The tallest giant sequoias on any campus in the United States, Willamette University’s Star Trees sit across from the Capitol at the edge of the Willamette campus. The trees were presented to the university as a centennial gift by the class of 1942. Planted together, the five trees are situated so that they outline the sky in a star shape when standing in the center of the circle. During the holidays, the 160-foot-tall trees are strung with lights, and the Salem community is invited to a tree lighting.

Governor McCall Maple and The Moon Tree

155 Waverley Street NE
State Capitol State Park, Salem

Not all Heritage Trees are gigantic trees planted long ago – some are designated Heritage Trees because of the story behind their planting. Just west of the Capitol, in the Willson Park section of the State Capitol State Park, is the Moon Tree. A Rocky Mountain Douglas Fir, the tree is significant because its seed was taken into space and orbited the moon. Stuart Roosa, the astronaut who brought the seeds into orbit, had worked as a smoke jumper in Oregon and wanted to ensure some of the seeds ended up back in the state. Governor Bob Straub planted the Moon Tree in 1976.

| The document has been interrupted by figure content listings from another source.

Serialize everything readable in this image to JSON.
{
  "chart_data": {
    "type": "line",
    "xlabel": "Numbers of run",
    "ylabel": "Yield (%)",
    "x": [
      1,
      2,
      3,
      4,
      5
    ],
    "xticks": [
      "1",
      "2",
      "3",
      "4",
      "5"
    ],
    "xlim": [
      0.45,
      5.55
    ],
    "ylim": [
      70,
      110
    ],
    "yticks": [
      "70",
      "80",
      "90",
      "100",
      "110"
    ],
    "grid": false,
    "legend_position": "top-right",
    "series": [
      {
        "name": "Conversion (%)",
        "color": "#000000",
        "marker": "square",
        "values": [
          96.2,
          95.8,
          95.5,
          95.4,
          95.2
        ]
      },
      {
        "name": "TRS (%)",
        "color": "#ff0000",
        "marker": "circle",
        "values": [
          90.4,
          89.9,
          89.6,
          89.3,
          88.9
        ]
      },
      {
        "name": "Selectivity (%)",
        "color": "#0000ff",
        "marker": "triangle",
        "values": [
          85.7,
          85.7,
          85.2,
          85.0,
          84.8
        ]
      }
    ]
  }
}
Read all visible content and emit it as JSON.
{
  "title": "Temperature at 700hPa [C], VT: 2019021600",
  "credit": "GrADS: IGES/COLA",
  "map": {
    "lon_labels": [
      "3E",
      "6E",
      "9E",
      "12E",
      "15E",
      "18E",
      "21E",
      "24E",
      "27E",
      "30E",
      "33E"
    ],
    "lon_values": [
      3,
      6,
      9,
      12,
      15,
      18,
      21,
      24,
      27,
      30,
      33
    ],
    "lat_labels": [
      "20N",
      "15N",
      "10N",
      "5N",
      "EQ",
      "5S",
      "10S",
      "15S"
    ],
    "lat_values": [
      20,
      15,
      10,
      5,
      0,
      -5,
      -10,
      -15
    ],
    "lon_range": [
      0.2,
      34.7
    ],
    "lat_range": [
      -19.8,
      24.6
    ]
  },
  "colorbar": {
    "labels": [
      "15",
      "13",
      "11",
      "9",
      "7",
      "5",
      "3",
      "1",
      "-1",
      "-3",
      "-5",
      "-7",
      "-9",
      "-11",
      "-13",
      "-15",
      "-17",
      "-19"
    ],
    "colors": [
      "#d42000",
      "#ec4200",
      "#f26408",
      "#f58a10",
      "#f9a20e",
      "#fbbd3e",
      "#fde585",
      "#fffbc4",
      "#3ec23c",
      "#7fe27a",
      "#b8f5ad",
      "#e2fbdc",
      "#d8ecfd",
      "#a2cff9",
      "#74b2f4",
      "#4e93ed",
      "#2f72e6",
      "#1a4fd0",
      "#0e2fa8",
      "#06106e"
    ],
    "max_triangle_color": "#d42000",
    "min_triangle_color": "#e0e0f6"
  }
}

The Governor McCall Maple, also at the State Capitol State Park, is significant because it was planted by Governor Tom McCall, an early environmental pioneer who was governor during the late 1960s and early 1970s. He planted the Greenleaf Japanese Maple on the state capitol grounds in 1973, and it was designated a Heritage Tree in 2009.

Heritage Trees of Salem
The oak grove at the Oregon State Fairgrounds. Photo credit: Mollie Nouwen

State Fairgrounds Oak Grove

17th Avenue NE and Silverton Road NE, Salem

The State Fairgrounds Oak Grove predates the arrival of white people into the Willamette Valley, and historians believe that the Kalapuya used this grove as one of their camping grounds. In 1862, the first Oregon State Fair was held, and the white pioneer families of the time came and camped in the oak grove. Visitors to the fair still park and camp under the same trees yearly during the county and state fairs.

Heritage Trees of Salem
The Signature Oak tree in the Oregon Garden in Silverton. Photo credit: Rick Obst

There are other Heritage Trees around Marion County, many of them tied to the pioneer history of our area. In Silverton, visitors can see the Riding Whip Tree just south of town on a family farm and the Signature Oak in the Oregon Garden. Pioneer history is on display in Aurora, and its Heritage Tree, the Aurora Colony Black Walnut, illustrates its German past. Finally, the Willamette Mission Cottonwood grove is one of the few remaining reminders of the first white settlement in the Salem area, led by Jason Lee in the 1830s. All of these beautiful and towering Heritage Trees help tell the story of the region through its plant history, giving us a way to experience the past in a new way.